Relations between the EU’s antitrust body and Microsoft have frequently been tense. In 2004, the Commission found that the firm had abused its dominant market position by tying Windows Media Player to the Windows software package.
In 2009, in order to resolve other competition concerns, Microsoft undertook to offer users a browser choice screen allowing them to download a browser other than Explorer.
The Commission made that obligation legally binding for five years, until 2014, and initially the company complied. From March 2010 until November 2010, 84 million browsers were downloaded via the screen, the Commission said.
But the Windows 7 service pack 1 rolled out between mid-2011 and mid-2012 failed to offer the choice, leading to the investigation that resulted in Wednesday’s fine.

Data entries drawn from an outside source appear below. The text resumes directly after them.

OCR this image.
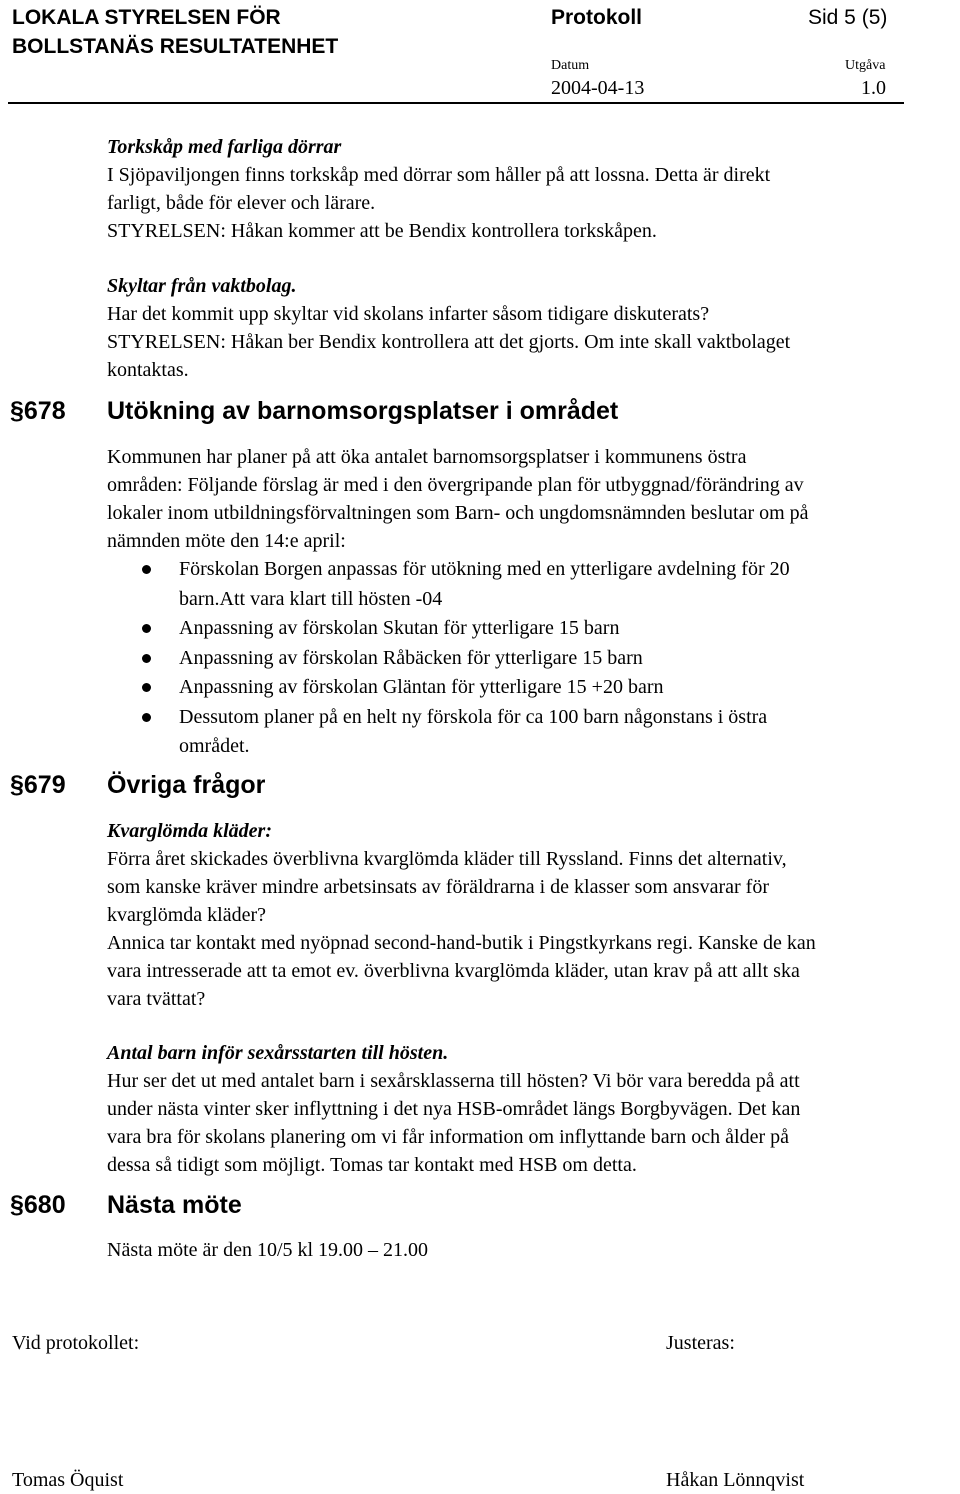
LOKALA STYRELSEN FÖR
BOLLSTANÄS RESULTATENHET
Protokoll	Sid 5 (5)
Datum	Utgåva
2004-04-13	1.0
Torkskåp med farliga dörrar
I Sjöpaviljongen finns torkskåp med dörrar som håller på att lossna. Detta är direkt
farligt, både för elever och lärare.
STYRELSEN: Håkan kommer att be Bendix kontrollera torkskåpen.
Skyltar från vaktbolag.
Har det kommit upp skyltar vid skolans infarter såsom tidigare diskuterats?
STYRELSEN: Håkan ber Bendix kontrollera att det gjorts. Om inte skall vaktbolaget
kontaktas.
§678 Utökning av barnomsorgsplatser i området
Kommunen har planer på att öka antalet barnomsorgsplatser i kommunens östra
områden: Följande förslag är med i den övergripande plan för utbyggnad/förändring av
lokaler inom utbildningsförvaltningen som Barn- och ungdomsnämnden beslutar om på
nämnden möte den 14:e april:
Förskolan Borgen anpassas för utökning med en ytterligare avdelning för 20
barn.Att vara klart till hösten -04
Anpassning av förskolan Skutan för ytterligare 15 barn
Anpassning av förskolan Råbäcken för ytterligare 15 barn
Anpassning av förskolan Gläntan för ytterligare 15 +20 barn
Dessutom planer på en helt ny förskola för ca 100 barn någonstans i östra
området.
§679 Övriga frågor
Kvarglömda kläder:
Förra året skickades överblivna kvarglömda kläder till Ryssland. Finns det alternativ,
som kanske kräver mindre arbetsinsats av föräldrarna i de klasser som ansvarar för
kvarglömda kläder?
Annica tar kontakt med nyöpnad second-hand-butik i Pingstkyrkans regi. Kanske de kan
vara intresserade att ta emot ev. överblivna kvarglömda kläder, utan krav på att allt ska
vara tvättat?
Antal barn inför sexårsstarten till hösten.
Hur ser det ut med antalet barn i sexårsklasserna till hösten? Vi bör vara beredda på att
under nästa vinter sker inflyttning i det nya HSB-området längs Borgbyvägen. Det kan
vara bra för skolans planering om vi får information om inflyttande barn och ålder på
dessa så tidigt som möjligt. Tomas tar kontakt med HSB om detta.
§680 Nästa möte
Nästa möte är den 10/5 kl 19.00 – 21.00
Vid protokollet:	Justeras:
Tomas Öquist	Håkan Lönnqvist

In calculating the fine, the Commission said it had taken into account that Microsoft had cooperated by providing information that had helped speed up the investigation.
Analysts always found it odd that Microsoft would have purposefully failed to offer a choice of browsers via its software given that the potential fine for such a failure would far exceed any potential income from not offering it.
Microsoft’s share of the European browser market has more than halved since 2008 to 24 percent. Google’s Chrome has a 35 percent share, followed by Mozilla’s Firefox with 29 percent, according to Web traffic analysis company StatCounter.
Given Microsoft’s fading power in the browser market, some questioned the size and point of the fine.
“As always, the regulators are late to the party,” said Kim Forrest, senior equity research analyst at Fort Pitt Capital Group in Pittsburgh. “How did the EU come up with that figure in damages? There are no restrictions as to being able to place a new browser on the PC and it’s really kind of clear that Microsoft isn’t benefiting monetarily from the browser at this point.”